The meta-analysis observed an enhanced plasma UA concentration (WMD = 1.00 mg/dL, 95% confidence interval [CI] 0.63 to 1.37, P < 0.001) in patients with periodontitis when compared with controls. However, a decrease in salivary UA level was observed (SMD = -0.95, 95% CI -1.23 to -0.68, P < 0.001). The statistical heterogeneity among the plasma-tested studies was moderate (I2 = 58.3%, P = 0.066) and the heterogeneity among the saliva-tested studies was low (I2 = 33.8%, P = 0.196).
Although periodontitis appears to be linked to an increased blood UA concentration regarding normouricemia, investigators could not determine whether there is an association between periodontitis and hyperuricemia/gout.

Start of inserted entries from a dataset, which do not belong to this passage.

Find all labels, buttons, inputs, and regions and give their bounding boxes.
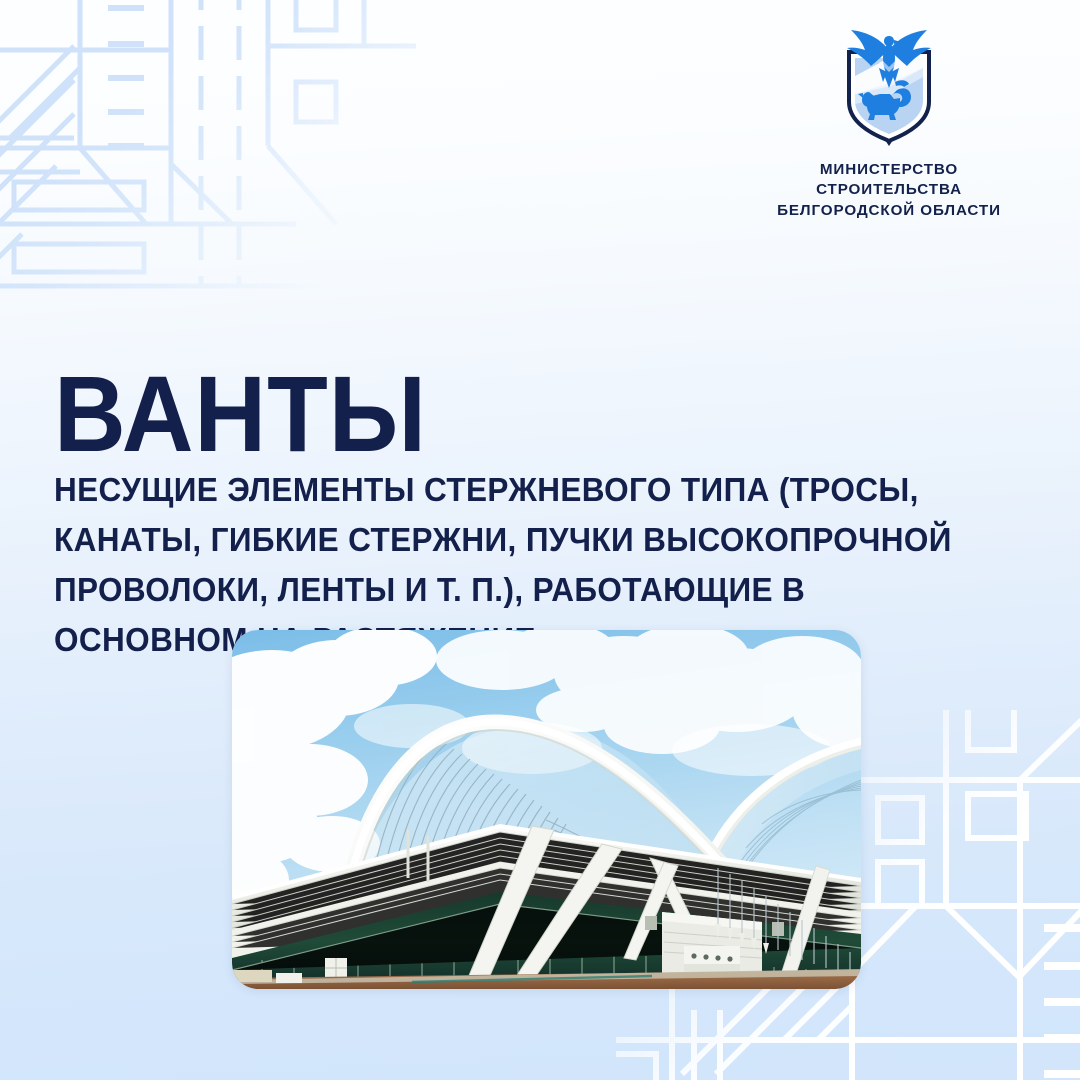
structure-photo xyxy=(232,630,861,989)
top-left-blueprint-pattern xyxy=(0,0,416,316)
belgorod-coat-of-arms-icon xyxy=(835,28,943,146)
ministry-logo-block: МИНИСТЕРСТВО СТРОИТЕЛЬСТВА БЕЛГОРОДСКОЙ … xyxy=(754,28,1024,221)
page-title: ВАНТЫ xyxy=(54,360,427,468)
ministry-name: МИНИСТЕРСТВО СТРОИТЕЛЬСТВА БЕЛГОРОДСКОЙ … xyxy=(754,160,1024,221)
poster-canvas: МИНИСТЕРСТВО СТРОИТЕЛЬСТВА БЕЛГОРОДСКОЙ … xyxy=(0,0,1080,1080)
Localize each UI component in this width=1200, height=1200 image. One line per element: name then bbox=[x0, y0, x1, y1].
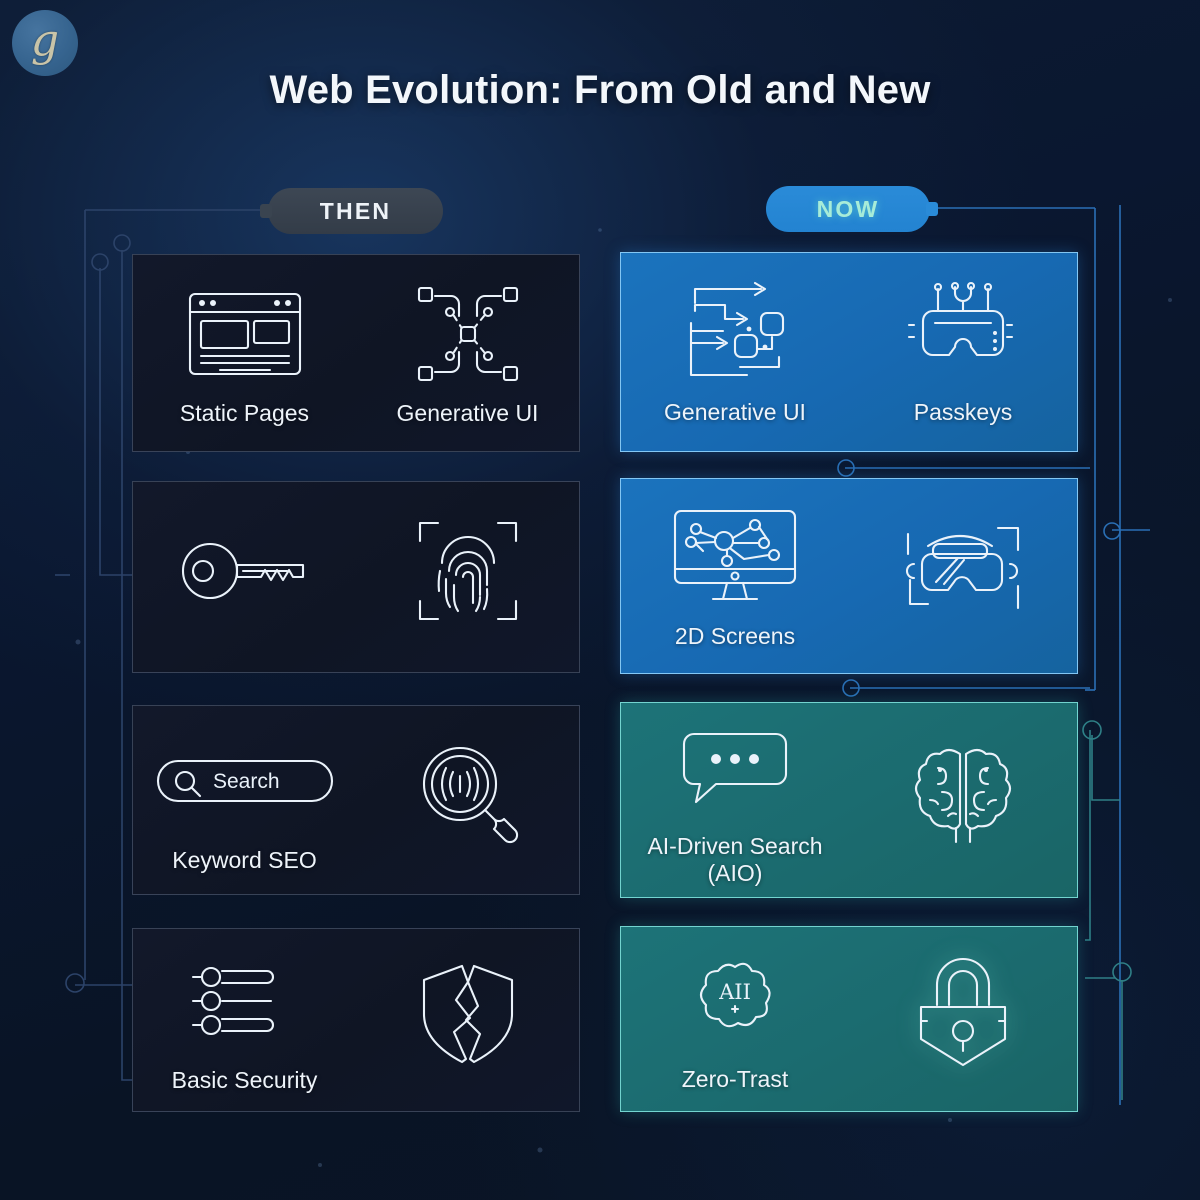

A mandatory analysis with Egger’s test reported no publication bias in studies involving blood UA (P = 0.118, n = 8). However, a potential bias in studies evaluating salivary UA was observed (P = 0.012, n = 9).
Investigators noted that the number and sample size of studies ultimately included were limited, specifically in studies evaluating saliva and GCF. Therefore, results should be interpreted with caution until further large-scale studies are performed. Another limitation was that most findings were originated from retrospective studies, which need to be confirmed by high-quality prospective and interventional studies. Finally, potential confounding variables, such as body mass index, smoking status, and age, were unavailable in some studies. Effects on the findings are unknown and may contribute to statistical heterogeneity in the current meta-analysis.
“In contrast to the change of UA in the blood, the amount of UA in saliva and GCF seems to be decreased in the presence of periodontitis,” investigators concluded. “The potential mechanisms underlying the reversal of changes require additional investigations.”